Based on CMS inspection data, HOEGER HOUSE has a clean safety record: no substantiated abuse findings (meaning no confirmed cases of resident harm), no Immediate Jeopardy citations (the most serious violation level indicating risk of serious injury or death), and is not on the Special Focus Facility watch list (a federal program monitoring the lowest-performing 1% of nursing homes). The facility has a 5-star overall rating and ranks #1 of 100 nursing homes in Kansas. While no facility is perfect, families should still ask about staff-to-resident ratios and recent inspection results during their visit.

Do Nurses at Hoeger House Stick Around?

HOEGER HOUSE has a staff turnover rate of 50%, which is about average for Kansas nursing homes (state average: 46%). Moderate turnover is common in nursing homes, but families should still ask about staff tenure and how the facility maintains care continuity when employees leave.

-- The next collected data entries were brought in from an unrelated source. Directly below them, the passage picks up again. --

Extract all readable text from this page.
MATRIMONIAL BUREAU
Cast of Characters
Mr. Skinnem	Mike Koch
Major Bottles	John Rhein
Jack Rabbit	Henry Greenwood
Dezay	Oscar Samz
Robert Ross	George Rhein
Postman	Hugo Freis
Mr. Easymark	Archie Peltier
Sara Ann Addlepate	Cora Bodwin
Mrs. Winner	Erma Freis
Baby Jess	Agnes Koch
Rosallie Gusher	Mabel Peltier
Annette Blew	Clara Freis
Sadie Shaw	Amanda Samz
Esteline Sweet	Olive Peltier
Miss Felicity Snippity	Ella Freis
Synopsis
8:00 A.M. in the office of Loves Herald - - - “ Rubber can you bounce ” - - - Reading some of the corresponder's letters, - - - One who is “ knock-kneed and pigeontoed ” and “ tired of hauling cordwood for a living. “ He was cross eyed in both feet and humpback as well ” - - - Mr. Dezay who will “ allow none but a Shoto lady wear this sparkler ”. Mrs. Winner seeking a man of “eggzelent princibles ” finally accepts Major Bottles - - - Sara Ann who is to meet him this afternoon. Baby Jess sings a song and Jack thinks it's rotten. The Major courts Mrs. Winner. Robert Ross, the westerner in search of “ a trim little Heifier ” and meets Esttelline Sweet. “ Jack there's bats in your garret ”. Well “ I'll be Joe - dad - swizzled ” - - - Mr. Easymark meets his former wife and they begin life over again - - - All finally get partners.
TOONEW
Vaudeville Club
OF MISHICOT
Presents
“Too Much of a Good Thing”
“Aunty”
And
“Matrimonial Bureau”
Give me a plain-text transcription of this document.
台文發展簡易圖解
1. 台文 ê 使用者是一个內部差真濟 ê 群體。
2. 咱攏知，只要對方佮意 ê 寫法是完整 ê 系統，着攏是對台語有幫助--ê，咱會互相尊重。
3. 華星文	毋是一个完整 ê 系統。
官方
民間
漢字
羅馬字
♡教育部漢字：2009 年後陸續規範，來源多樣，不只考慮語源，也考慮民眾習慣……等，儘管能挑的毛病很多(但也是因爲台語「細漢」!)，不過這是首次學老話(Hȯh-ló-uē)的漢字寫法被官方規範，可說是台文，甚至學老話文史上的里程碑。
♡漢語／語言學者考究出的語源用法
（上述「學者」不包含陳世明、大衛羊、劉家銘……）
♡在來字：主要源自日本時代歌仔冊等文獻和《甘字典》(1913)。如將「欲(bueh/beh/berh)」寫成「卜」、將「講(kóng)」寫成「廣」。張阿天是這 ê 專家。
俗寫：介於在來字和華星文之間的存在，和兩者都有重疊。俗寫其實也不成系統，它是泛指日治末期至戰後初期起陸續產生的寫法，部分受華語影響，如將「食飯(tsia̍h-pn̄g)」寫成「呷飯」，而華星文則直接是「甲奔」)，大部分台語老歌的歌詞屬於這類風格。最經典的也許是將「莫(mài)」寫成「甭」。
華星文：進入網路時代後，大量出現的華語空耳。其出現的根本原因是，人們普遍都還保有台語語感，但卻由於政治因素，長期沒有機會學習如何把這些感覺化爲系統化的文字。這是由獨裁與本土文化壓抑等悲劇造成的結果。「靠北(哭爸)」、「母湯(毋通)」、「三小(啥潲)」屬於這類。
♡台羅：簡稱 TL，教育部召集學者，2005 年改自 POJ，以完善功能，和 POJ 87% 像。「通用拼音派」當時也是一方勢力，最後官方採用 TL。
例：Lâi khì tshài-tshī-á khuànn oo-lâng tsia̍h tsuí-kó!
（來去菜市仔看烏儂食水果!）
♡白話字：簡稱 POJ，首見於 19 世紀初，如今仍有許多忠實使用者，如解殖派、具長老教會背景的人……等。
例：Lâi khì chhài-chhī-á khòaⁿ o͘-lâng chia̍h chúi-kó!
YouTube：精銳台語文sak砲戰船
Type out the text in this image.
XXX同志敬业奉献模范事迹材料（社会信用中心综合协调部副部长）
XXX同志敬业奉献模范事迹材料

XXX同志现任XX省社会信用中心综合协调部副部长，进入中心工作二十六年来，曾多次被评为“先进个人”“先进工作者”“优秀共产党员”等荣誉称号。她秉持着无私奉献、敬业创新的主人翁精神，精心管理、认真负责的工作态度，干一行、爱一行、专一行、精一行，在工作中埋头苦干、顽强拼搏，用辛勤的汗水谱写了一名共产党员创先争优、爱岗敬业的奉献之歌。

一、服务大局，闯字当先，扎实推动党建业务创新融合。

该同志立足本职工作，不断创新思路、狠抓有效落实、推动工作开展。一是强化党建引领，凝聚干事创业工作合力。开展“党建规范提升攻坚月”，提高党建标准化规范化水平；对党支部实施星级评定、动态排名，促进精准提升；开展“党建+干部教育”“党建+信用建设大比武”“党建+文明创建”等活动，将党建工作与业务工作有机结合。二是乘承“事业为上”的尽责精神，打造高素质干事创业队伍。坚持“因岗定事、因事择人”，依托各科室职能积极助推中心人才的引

Was Hoeger House Ever Fined?

HOEGER HOUSE has no federal fines on record. CMS issues fines when nursing homes fail to meet care standards or don't correct problems found during inspections. The absence of fines suggests the facility has either maintained compliance or corrected any issues before penalties were assessed. This is a positive indicator, though families should still review recent inspection reports for the full picture.

Is Hoeger House on Any Federal Watch List?

HOEGER HOUSE is not on any federal watch list. The most significant is the Special Focus Facility (SFF) program, which identifies the bottom 1% of nursing homes nationally based on persistent, serious quality problems. Not being on this list means the facility has avoided the pattern of deficiencies that triggers enhanced federal oversight. This is a positive indicator, though families should still review the facility's inspection history directly.